Agencies make decisions through different procedures, including formal adjudicatory proceedings, notice-and-comment rulemaking, and less structured processes. Judicial review takes place in different forms of proceeding, including suits in district courts by the government or regulated parties and special review proceedings brought in courts of appeals. The latter resemble review of one court by another, in that they proceed in appellate courts and fact-finding is largely the task of the agency.

The resemblance between special statutory review proceedings and appeals from lower courts is one reason courts have embraced remand without vacatur, analogizing all judicial review to that form of judicial review and analogizing that form of judicial review to appeals from one court to another. Analogizing agencies to lower courts fosters the assumption that unlawful agency action is binding until displaced. I have argued that that assumption is wrong as to regulations of private conduct. As to some agency activities, that assumption might be correct under the applicable statute. The SEC might be empowered to withdraw permission to practice before it as a punishment, as the agency did in Checkosky, with its decision being effective until countermanded by a reviewing court. Whether the SEC has that power depends on the securities statutes. The analogy between courts and agencies obscures the statutory issue, and leads courts to rely on an undefended assumption about agency action in general.

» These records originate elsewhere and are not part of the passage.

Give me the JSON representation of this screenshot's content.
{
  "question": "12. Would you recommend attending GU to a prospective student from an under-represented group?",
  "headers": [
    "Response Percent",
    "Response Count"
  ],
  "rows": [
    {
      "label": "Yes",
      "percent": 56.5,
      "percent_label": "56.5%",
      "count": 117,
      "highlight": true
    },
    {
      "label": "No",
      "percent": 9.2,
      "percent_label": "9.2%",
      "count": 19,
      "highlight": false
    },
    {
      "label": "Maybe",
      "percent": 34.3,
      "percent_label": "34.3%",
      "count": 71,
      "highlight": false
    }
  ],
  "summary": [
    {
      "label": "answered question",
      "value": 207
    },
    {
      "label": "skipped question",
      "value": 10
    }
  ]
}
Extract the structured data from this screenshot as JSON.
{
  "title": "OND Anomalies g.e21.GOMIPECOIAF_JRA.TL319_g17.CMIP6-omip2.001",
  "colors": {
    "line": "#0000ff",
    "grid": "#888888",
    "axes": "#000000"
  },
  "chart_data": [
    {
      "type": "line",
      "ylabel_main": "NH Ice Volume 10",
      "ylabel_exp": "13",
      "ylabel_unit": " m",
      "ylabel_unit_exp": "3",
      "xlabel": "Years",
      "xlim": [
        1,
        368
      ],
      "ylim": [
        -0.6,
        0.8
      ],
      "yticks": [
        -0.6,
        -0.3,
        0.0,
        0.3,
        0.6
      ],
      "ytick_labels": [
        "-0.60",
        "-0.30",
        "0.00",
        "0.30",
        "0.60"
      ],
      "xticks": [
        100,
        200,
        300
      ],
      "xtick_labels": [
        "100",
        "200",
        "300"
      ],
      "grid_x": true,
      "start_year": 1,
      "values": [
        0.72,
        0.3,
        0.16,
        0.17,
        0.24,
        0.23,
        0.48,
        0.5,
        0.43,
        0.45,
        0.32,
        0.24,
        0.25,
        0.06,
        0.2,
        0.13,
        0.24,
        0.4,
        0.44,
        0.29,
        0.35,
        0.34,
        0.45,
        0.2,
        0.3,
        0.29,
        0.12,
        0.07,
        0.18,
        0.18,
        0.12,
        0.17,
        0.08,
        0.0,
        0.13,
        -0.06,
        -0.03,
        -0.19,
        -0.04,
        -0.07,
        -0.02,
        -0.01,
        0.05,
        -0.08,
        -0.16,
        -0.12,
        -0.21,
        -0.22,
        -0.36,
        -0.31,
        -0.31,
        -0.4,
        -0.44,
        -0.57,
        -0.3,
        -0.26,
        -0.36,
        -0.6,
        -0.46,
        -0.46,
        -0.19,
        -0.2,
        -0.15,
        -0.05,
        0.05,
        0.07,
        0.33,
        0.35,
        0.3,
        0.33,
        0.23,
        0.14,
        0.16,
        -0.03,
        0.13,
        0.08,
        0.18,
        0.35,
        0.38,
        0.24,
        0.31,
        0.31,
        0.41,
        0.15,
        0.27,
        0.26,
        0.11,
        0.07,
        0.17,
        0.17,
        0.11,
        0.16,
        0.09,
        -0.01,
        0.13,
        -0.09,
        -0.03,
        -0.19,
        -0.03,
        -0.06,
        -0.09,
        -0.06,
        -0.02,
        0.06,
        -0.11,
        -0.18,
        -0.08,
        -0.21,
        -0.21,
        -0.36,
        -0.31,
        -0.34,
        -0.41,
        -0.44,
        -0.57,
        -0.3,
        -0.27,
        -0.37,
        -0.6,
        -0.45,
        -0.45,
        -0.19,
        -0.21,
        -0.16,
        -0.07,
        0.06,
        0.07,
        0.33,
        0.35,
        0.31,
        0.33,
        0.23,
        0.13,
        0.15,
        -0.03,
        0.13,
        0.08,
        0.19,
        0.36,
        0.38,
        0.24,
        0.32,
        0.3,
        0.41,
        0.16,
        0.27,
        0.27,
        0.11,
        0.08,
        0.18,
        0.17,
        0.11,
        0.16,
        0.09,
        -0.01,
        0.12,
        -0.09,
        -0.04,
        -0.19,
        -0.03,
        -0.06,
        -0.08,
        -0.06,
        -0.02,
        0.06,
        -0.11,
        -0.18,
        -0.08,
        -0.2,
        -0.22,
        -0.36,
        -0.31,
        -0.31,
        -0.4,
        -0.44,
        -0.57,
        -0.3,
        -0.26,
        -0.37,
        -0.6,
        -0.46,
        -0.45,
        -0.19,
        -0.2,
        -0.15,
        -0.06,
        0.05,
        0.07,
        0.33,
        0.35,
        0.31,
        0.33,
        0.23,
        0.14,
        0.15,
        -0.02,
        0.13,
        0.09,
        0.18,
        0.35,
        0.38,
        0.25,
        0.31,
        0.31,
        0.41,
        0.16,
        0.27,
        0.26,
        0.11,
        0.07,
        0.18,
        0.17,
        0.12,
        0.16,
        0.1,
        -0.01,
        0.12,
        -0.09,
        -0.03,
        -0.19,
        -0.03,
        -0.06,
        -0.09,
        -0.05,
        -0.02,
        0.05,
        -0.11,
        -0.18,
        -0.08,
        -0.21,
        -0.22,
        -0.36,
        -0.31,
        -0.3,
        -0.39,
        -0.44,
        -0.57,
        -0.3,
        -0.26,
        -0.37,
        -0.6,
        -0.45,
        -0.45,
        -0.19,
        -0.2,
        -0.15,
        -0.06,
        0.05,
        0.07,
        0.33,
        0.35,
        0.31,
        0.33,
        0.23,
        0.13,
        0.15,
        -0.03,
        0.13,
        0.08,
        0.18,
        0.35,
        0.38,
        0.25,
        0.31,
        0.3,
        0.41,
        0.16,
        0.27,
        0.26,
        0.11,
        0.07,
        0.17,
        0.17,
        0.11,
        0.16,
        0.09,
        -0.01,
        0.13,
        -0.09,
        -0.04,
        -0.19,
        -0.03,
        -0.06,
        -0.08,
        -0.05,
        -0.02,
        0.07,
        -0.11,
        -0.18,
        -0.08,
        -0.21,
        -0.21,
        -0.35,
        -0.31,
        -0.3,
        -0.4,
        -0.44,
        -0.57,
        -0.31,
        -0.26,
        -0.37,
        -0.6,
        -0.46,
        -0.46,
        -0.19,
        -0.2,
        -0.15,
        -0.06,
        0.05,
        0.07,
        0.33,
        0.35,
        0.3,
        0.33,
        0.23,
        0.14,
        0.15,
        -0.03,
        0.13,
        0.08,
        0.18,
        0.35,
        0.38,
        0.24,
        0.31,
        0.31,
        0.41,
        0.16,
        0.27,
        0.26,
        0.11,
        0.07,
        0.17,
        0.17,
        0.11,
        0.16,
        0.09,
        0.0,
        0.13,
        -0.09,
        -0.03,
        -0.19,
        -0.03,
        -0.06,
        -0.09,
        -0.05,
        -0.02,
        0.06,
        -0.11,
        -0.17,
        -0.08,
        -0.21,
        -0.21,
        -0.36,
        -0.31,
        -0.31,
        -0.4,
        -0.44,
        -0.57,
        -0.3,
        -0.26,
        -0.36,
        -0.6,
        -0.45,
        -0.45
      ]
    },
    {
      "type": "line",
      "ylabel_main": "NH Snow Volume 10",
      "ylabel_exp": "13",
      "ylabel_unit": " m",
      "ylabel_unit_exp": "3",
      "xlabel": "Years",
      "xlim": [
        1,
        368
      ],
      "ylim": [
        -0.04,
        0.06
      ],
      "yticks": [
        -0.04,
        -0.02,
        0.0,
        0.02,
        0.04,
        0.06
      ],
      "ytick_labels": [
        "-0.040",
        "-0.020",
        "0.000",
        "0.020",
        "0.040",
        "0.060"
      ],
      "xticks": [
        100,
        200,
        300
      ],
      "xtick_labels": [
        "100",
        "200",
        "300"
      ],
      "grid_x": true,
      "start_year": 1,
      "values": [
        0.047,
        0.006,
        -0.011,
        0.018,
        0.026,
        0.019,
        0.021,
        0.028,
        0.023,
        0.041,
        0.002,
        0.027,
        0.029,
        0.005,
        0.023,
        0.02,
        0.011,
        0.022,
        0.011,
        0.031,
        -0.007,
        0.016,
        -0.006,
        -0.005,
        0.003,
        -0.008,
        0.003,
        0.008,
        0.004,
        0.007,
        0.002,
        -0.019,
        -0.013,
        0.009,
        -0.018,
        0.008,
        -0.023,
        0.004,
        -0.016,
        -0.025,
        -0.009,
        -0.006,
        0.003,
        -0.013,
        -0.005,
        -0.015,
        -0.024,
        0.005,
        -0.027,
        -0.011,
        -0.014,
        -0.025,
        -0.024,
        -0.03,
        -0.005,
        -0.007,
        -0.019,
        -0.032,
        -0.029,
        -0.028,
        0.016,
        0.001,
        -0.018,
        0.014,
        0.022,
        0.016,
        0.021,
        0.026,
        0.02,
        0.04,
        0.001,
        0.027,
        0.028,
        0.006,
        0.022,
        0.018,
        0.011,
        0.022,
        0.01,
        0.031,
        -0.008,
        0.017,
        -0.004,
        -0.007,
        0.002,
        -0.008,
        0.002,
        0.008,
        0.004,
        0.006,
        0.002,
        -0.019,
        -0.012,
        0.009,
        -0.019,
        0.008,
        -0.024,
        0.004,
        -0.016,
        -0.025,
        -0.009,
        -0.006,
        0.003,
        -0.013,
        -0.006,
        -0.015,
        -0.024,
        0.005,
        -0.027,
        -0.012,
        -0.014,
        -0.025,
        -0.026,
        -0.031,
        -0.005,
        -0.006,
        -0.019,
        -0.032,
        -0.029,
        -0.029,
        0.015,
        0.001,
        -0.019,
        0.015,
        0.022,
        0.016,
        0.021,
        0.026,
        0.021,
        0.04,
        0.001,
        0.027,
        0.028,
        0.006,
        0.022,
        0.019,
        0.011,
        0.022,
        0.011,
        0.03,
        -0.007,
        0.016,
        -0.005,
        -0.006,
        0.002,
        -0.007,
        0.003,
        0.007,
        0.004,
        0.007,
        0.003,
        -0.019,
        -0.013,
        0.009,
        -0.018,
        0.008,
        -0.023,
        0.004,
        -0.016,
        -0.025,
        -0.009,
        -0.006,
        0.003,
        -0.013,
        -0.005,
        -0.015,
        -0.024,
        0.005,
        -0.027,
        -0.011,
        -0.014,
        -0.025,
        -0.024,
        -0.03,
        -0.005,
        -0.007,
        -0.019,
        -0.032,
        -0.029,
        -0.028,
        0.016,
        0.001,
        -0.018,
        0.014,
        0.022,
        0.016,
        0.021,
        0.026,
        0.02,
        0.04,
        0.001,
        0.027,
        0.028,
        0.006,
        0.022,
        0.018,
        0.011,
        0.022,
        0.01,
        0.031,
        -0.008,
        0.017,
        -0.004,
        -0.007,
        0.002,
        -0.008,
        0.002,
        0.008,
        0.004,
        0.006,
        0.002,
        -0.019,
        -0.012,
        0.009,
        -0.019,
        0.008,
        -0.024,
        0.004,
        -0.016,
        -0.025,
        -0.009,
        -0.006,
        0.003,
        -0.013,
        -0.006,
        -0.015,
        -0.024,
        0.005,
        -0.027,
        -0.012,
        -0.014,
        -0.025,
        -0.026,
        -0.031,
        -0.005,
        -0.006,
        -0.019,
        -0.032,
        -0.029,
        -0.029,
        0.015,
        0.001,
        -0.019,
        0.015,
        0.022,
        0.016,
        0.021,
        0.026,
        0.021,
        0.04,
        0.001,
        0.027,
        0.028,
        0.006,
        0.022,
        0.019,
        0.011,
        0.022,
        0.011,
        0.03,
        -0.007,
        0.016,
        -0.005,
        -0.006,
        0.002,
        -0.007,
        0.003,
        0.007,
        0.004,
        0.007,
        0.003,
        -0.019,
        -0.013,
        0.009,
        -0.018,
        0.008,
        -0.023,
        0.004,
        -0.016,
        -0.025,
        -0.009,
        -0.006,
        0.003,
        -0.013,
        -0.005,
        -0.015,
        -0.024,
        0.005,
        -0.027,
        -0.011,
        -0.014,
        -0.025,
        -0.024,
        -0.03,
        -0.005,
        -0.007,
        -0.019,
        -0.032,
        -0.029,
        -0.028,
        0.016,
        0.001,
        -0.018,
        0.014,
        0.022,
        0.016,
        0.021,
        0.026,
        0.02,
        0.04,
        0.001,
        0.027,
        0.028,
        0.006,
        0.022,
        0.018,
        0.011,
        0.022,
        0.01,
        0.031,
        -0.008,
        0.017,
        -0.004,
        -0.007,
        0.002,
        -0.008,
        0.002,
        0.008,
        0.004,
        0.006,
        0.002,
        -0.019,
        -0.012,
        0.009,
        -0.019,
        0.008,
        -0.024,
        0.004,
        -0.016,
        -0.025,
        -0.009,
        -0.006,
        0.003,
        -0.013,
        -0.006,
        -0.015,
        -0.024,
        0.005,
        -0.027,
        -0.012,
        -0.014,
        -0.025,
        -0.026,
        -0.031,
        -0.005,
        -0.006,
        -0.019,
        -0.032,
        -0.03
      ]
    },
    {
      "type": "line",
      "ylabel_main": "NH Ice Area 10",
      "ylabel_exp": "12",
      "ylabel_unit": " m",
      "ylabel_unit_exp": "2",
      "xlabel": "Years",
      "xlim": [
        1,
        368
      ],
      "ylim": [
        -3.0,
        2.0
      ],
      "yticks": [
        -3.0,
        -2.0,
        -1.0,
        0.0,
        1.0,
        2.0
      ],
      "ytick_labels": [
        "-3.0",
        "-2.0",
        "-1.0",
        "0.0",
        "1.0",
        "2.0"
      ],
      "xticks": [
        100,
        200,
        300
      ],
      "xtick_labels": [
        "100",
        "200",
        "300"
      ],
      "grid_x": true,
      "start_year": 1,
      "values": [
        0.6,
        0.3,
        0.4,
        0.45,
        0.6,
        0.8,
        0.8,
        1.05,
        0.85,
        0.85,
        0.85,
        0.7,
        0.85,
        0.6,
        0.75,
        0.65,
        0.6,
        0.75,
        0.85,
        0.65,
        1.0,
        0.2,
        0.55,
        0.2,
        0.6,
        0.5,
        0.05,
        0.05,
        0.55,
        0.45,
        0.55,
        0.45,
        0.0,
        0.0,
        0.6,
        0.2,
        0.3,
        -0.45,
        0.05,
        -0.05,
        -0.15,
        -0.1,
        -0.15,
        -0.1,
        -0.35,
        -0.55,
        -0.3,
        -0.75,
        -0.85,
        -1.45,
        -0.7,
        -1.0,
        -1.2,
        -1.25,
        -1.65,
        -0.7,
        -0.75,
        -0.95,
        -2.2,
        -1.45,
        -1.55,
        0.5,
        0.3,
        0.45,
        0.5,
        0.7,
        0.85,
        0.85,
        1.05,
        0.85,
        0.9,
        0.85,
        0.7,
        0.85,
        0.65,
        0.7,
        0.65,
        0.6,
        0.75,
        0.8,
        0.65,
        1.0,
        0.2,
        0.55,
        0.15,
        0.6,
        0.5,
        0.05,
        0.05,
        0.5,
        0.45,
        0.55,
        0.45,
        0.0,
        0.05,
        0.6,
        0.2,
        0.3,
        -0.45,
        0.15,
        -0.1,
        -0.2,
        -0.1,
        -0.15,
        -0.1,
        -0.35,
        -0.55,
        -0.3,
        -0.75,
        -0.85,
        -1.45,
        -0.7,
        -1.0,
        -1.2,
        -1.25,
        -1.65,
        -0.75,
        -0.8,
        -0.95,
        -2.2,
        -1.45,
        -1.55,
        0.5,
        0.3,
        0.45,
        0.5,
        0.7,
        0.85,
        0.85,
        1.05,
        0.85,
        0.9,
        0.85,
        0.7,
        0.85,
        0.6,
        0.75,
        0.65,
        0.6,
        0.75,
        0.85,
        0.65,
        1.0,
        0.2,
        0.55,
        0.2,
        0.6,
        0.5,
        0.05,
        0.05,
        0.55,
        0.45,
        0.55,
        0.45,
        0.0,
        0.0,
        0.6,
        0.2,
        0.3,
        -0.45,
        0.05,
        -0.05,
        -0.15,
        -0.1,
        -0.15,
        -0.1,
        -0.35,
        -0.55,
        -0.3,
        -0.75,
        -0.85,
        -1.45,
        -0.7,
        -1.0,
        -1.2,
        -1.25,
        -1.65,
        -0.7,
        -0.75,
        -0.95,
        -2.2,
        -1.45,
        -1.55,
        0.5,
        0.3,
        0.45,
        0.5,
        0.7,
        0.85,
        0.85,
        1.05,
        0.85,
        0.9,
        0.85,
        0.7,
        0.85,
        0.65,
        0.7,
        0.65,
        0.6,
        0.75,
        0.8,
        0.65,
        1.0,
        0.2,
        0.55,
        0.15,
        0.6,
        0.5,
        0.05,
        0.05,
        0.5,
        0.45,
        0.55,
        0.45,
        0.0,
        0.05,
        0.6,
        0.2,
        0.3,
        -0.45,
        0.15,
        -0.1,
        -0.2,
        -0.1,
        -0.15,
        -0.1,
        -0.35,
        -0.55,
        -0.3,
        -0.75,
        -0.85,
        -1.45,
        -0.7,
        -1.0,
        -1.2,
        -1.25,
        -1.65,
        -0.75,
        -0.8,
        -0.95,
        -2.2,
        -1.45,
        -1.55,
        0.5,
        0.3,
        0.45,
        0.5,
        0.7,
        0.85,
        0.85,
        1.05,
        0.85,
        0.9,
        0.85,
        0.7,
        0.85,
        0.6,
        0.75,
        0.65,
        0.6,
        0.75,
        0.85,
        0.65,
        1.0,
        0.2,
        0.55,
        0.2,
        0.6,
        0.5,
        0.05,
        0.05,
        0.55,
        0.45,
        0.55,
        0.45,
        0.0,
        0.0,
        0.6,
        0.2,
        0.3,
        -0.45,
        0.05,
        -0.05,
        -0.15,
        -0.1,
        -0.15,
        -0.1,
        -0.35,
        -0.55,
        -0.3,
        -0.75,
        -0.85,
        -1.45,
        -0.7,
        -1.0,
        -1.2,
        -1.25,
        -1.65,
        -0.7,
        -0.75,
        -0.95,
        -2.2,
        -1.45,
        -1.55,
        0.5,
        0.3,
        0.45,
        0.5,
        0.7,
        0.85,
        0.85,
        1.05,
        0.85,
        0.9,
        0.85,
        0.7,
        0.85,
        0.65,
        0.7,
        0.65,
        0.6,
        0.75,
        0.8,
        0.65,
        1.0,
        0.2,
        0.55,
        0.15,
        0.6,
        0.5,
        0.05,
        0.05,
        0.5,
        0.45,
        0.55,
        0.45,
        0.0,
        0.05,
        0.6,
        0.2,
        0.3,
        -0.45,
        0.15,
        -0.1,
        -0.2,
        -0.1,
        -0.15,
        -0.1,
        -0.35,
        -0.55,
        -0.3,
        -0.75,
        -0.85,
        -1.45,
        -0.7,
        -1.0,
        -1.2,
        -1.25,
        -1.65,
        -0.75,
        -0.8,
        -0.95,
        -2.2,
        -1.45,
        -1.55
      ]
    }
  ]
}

The assumption that unlawful agency action is legally binding is often wrong, it may sometimes be correct, and it is sometimes inapposite. Not all agency actions purport to bind private parties as to their legal positions. For actions that do not claim binding force, the question of ab initio invalidity does not arise, and vacatur is not a meaningful remedial option. Citizens to Preserve Overton Park v. Volpe, 401 U.S. 402 (1971), a leading case about judicial review of agency decisions, involved the construction of a highway. Concerned About Trident v. Rumsfeld, 555 F.2d 817 (D.C. Cir. 1976), a D. C. Circuit case that is now often regarded as an early example of remand without vacatur, involved a plan to build a submarine base. Concerned About Trident is seen as an example of remand without vacatur, because the court of appeals told the Navy to correct flaws in its Environmental Impact Statement, but did not enjoin the project while the Navy did so. The plaintiffs in those cases sought injunctions against physical acts, and the remedial principles applicable to those requests were the principles governing injunctions. Operation of bulldozers can be enjoined, but not vacated. Here too, the misleading analogy between agencies and lower courts obscures analysis.

Courts should recognize the variety of agency activities, of agency decision processes, and of forms of proceeding for judicial review. If courts treat all review of agencies as if it were appellate review of one court by another, they risk doing for administrative law what Procrustes did for his guests.